With the surfonomics data on board, the wave protection movement entered a new stage when Pronatura Noroeste, the Surf Association of Baja California, and STW started pushing for legal protected status. The groups highlighted the services offered by the San Miguel ecosystems, the lack of green space in the community, the economic benefits of surfing, and the financial benefits that a state park might bring.

After thorough study of the site, experts of Pronatura Noroeste proposed a conservation area of 67 hectares—which includes coastline, estuary, and six kilometers of stream with riparian habitats alongside—to the state government. They made the case that a state park of this size would add 9.5 percent of the 710 hectares of green areas recommended by the World Health Organization for a city of 443,000 inhabitants like Ensenada. As well, it would shelter more than 185 different species, including the blackish oystercatcher and the western sandpiper, both, among others, noted as endangered by the Secretariat of the Environment and Natural Resources of Mexico and protected by law.

In 2021, Governor Jaime Bonilla Valdez signed the agreement, making Arroyo San Miguel State Park the first state park in Baja California. Under the state’s environmental protection law, the 67-hectare area became legally protected from extractive activities and urban development.

Even though Arroyo San Miguel is the state’s first park, the Baja California government has done little work on the ground. Most of the protection efforts are being done by community members like Beatriz Ibarra, a Mexican surfer and representative of the Todos Santos Bay World Surfing Reserve, who works closely with women on community projects like beach cleaning. She says that making the area a state park brought awareness about the importance of the different ecosystems and their interconnectedness, but that many things need urgent attention.

“We still have a lot to do. Yes, the park currently protects the stream and coastline from sand and rock extractions, as well as clandestine dumps that pollute the environment, but more infrastructure is needed. We lack trash cans, correct signaling, parking spots, and security inside the park,” she says.

Other critical voices argue that, on paper, Arroyo San Miguel State Park is only a land protection act with no specific chapter for ocean conservation. So even if the stream and land are protected, the wave itself is still unguarded. This keeps the community actively studying new options to enlarge the protection status. The Peruvian case of Ley de preservación de las rompientes (surf protection law) in 2000, which allows coastal communities to apply for protection—including for waves—against any kind of development, is one legal model that could be adapted to Mexico.

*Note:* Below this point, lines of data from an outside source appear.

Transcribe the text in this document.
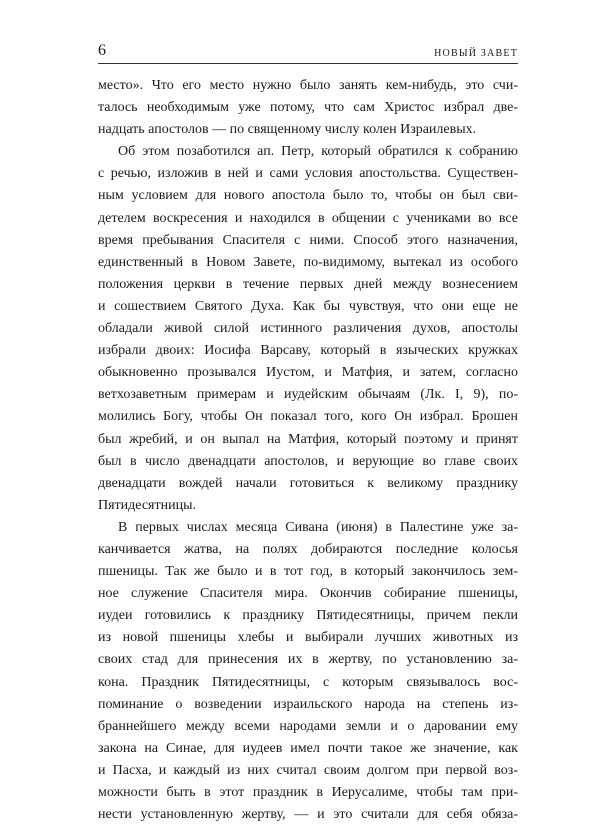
6	НОВЫЙ ЗАВЕТ
место». Что его место нужно было занять кем-нибудь, это счи-
талось необходимым уже потому, что сам Христос избрал две-
надцать апостолов — по священному числу колен Израилевых.
Об этом позаботился ап. Петр, который обратился к собранию
с речью, изложив в ней и сами условия апостольства. Существен-
ным условием для нового апостола было то, чтобы он был сви-
детелем воскресения и находился в общении с учениками во все
время пребывания Спасителя с ними. Способ этого назначения,
единственный в Новом Завете, по-видимому, вытекал из особого
положения церкви в течение первых дней между вознесением
и сошествием Святого Духа. Как бы чувствуя, что они еще не
обладали живой силой истинного различения духов, апостолы
избрали двоих: Иосифа Варсаву, который в языческих кружках
обыкновенно прозывался Иустом, и Матфия, и затем, согласно
ветхозаветным примерам и иудейским обычаям (Лк. I, 9), по-
молились Богу, чтобы Он показал того, кого Он избрал. Брошен
был жребий, и он выпал на Матфия, который поэтому и принят
был в число двенадцати апостолов, и верующие во главе своих
двенадцати вождей начали готовиться к великому празднику
Пятидесятницы.
В первых числах месяца Сивана (июня) в Палестине уже за-
канчивается жатва, на полях добираются последние колосья
пшеницы. Так же было и в тот год, в который закончилось зем-
ное служение Спасителя мира. Окончив собирание пшеницы,
иудеи готовились к празднику Пятидесятницы, причем пекли
из новой пшеницы хлебы и выбирали лучших животных из
своих стад для принесения их в жертву, по установлению за-
кона. Праздник Пятидесятницы, с которым связывалось вос-
поминание о возведении израильского народа на степень из-
браннейшего между всеми народами земли и о даровании ему
закона на Синае, для иудеев имел почти такое же значение, как
и Пасха, и каждый из них считал своим долгом при первой воз-
можности быть в этот праздник в Иерусалиме, чтобы там при-
нести установленную жертву, — и это считали для себя обяза-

Having a marine sciences department at the Autonomous University of Baja California, a few kilometers south of San Miguel, has also been helpful. Students engage in research projects focused on marine biodiversity in the area, looking for species that could have adapted to this unique marine ecosystem. “It’s our responsibility as a community to keep protecting the waves and the area. There is no other way but to be well organized. More data will allow us to analyze and make better decisions in the future,” explains Salazar.

For now, San Miguel’s waves keep rolling in. Surfers watch for them, children laugh and play near the stream that helps create them, crabs hide from chittering shorebirds flying above. This unique state park in Mexico seems to be ringing with the sounds of community and cooperation, nature and conservation, and the waves that will, hopefully, keep breaking far into the future. Together, these seem like a victory song.

Tips

  1. Gather data and connect the dots. Just like the connection between stream and waves helped this project, look for connections that can help find new solutions. Gather as much data as possible from different disciplines and study it closely to understand the big picture.
  2. Look for ways to measure the financial benefit of small businesses carrying out sustainable activities. This will give authorities more reasons to support conservation.